Questions: Determine whether the following equation defines y as a function of x. x y+4 y=8 Does the equation x y+4 y=8 define y as a function of x? Yes No

Determine whether the following equation defines y as a function of x. x y+4 y=8 Does the equation x y+4 y=8 define y as a function of x? Yes No

Solution

Solution Steps

To determine if the equation \( x y + 4 y = 8 \) defines \( y \) as a function of \( x \), we need to solve for \( y \) in terms of \( x \). If we can express \( y \) as a single-valued expression in terms of \( x \), then \( y \) is a function of \( x \).

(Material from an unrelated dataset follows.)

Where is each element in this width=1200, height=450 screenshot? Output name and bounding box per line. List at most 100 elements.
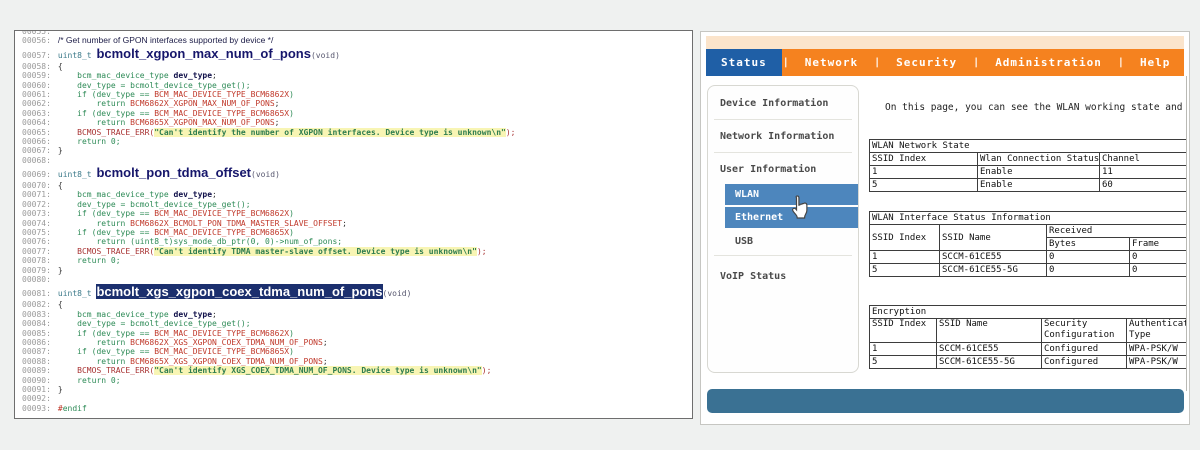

Step 1: Rewrite the Equation

Given the equation: \[ x y + 4 y = 8 \]

Step 2: Factor Out \( y \)

Factor \( y \) out of the left-hand side: \[ y (x + 4) = 8 \]

Step 3: Solve for \( y \)

Divide both sides by \( x + 4 \) to solve for \( y \): \[ y = \frac{8}{x + 4} \]

Step 4: Determine if \( y \) is a Function of \( x \)

The expression \( y = \frac{8}{x + 4} \) is a single-valued expression in terms of \( x \). Therefore, \( y \) is a function of \( x \).